Vargas is one of Venezuela’s 23 states, stretching along the Caribbean coastline to the north of the capital, Caracas.
It is where thousands of city-dwellers from Caracas used to spend their weekends at the beach, but the area was unrecognisable after the disaster.
The landslides changed the landscape of Vargas, with fallen mud and rocks altering the coastline and pushing it dozens of metres further out to sea.
“It hasn’t been dealt with… it’s stayed in many people’s memories and there’s nothing better than art for coming to terms with the collective memory,” Mr Gavlovski says.
The disaster had such a profound effect on Venezuelans that it inspired three different films, all being released in 2011, quite a feat in a country that produces around 10 to 15 feature-length movies a year.
“It’s completely logical and necessary that the most important natural disaster in the country’s history would be a theme we should talk about,” says Alejandro Bellame, director of El Rumor de las Piedras (The Rumble of the Stones).
“I think enough time has passed that has allowed us first to live the tragedy, second to mature and to grieve and then the moment comes to reflect on what happened afterwards.”
His film tells the story of one family and how they are struggling to survive in the slums of Caracas, 10 years after they lost their home in Vargas.
The movie looks at many issues in present-day Venezuela, including violence and poverty.
The motif of house and home, and what it feels like to lose both, is present throughout.
It is a poignant reminder that even so many years later, some of those who had to leave Vargas are still awaiting permanent re-housing.
The collapsed shells of apartment buildings and houses caught up in the landslide still dot the coastal towns affected.
And as the country has recently experienced more heavy rain, thousands of newly homeless families are also seeking shelter, exacerbating the country’s housing shortage.
Frank Spano’s Hora Menos (One Hour Less) takes the viewer in a completely different direction.

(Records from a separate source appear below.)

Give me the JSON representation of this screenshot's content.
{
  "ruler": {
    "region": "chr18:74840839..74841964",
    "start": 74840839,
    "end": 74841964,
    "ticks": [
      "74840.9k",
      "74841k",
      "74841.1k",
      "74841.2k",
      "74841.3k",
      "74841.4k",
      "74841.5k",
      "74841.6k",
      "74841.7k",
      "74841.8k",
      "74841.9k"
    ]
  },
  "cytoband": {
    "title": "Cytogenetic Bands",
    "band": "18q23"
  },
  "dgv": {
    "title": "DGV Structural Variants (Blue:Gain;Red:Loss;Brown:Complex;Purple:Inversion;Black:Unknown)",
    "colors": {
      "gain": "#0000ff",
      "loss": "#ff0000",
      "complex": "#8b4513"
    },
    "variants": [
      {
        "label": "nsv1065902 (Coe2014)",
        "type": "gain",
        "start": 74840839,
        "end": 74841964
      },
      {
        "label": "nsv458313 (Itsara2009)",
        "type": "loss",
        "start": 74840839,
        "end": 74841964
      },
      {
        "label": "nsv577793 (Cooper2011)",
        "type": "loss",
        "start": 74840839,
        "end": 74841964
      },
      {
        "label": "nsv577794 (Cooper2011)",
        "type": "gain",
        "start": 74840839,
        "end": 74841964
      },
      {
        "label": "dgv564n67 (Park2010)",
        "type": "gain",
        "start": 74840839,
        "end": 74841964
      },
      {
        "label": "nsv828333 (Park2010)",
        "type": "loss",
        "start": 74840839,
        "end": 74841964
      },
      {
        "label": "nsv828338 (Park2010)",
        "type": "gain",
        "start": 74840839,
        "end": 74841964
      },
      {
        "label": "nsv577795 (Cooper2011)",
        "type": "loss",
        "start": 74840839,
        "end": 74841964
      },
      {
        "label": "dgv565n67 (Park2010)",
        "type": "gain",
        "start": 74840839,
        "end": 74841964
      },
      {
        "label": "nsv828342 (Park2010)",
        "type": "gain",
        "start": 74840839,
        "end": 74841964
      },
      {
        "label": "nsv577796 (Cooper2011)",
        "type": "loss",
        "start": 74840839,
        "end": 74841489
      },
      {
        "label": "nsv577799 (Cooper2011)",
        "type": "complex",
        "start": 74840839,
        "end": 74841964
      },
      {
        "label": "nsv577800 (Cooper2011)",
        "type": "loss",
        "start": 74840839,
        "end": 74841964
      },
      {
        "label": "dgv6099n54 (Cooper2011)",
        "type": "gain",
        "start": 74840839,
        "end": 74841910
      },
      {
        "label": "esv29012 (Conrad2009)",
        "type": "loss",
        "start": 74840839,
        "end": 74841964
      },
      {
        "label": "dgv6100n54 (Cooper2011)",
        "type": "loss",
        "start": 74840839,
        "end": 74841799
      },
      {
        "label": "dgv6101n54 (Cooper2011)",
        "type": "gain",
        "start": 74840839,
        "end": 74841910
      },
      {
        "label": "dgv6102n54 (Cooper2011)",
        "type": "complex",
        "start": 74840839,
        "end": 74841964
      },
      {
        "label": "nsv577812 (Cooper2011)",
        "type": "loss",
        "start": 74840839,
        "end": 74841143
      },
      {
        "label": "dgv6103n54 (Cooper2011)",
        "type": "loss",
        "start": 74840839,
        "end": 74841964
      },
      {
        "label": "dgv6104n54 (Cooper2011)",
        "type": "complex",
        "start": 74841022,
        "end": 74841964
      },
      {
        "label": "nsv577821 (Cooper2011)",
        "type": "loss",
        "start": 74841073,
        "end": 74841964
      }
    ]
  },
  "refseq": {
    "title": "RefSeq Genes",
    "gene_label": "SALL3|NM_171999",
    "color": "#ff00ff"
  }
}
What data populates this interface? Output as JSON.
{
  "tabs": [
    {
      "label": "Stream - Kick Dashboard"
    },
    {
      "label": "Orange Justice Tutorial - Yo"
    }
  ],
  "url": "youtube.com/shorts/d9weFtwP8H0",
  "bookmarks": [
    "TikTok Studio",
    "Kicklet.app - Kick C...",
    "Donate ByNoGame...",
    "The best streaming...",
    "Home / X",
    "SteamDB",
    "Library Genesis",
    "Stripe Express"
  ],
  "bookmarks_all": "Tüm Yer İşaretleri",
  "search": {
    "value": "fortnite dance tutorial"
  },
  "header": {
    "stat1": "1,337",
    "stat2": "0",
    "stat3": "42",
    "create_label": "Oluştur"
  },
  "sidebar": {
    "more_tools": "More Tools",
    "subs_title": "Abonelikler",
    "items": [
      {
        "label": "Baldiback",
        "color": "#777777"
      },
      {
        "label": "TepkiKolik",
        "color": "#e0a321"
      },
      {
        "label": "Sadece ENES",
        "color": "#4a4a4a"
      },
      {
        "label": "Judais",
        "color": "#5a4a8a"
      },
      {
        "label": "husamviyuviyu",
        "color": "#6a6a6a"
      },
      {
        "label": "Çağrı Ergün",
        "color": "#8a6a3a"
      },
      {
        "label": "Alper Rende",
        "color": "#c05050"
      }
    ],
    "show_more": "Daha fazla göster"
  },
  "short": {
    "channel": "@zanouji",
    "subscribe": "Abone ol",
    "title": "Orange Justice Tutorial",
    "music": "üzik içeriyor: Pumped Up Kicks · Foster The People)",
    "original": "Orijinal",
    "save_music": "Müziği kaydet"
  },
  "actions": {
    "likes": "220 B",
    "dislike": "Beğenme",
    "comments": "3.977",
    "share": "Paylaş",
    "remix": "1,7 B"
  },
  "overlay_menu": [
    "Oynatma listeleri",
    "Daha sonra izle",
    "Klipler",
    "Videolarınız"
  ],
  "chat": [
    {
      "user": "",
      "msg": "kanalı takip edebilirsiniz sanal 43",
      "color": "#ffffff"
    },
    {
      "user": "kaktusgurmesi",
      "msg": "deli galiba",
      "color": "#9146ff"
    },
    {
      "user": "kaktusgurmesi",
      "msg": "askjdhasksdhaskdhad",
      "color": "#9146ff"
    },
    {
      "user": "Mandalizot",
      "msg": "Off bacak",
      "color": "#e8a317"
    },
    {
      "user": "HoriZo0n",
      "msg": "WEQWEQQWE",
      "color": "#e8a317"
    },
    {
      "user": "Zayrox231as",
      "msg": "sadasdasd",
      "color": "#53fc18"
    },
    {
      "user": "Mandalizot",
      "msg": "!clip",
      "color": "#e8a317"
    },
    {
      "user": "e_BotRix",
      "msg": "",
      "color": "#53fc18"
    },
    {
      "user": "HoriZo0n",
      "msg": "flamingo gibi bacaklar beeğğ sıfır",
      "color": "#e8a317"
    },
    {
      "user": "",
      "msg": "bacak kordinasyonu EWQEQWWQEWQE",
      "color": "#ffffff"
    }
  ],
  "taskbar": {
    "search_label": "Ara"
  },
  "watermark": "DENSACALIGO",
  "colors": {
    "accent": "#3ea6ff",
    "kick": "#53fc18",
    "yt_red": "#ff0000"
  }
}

Set in the immediate aftermath of the tragedy it is the tale of two women – from different backgrounds, different generations, different social classes – who are brought together by the loss of their homes. They travel together to the Canary Islands to start a new life in Europe.
“The journey allows these two women to find out who they really are, and I think a tragedy of this magnitude obliges us to think about who we are,” says Spano.
“It’s saying to the viewer… that a whole life full of money and material possessions can be buried by the mud but what stays with us is our capacity for tolerance and our ability to relate to each other.”
The third movie, El Chico que Miente (The Kid who Lies), came out in Venezuelan cinemas on 28 January.
It is the story of a boy who loses his home in the landslides and 10 years on, he sets out to find out the truth about what happened to his family during the tragedy.
It has been produced and directed by Mariana Rondon and Marite Ugas, the same team behind Postcards from Leningrad, Venezuela’s official entry for best foreign language film at the Academy Awards three years ago.
“This is not about a natural disaster. This is about what transformed a society, and that happened in Vargas,” says Ugas.
The film is not political, but Ugas sees significance in the timing of the tragedy and Venezuela’s recent political history.
The landslides occurred almost exactly one year after President Hugo Chavez first won elections and just as he held a referendum to approve a new constitution.
“[The elections] turned the country into two different camps and for some it began a new era of socialism and for others it was like a tragedy,” Ugas explains.
“The film invites people to reflect on the last 10 years.”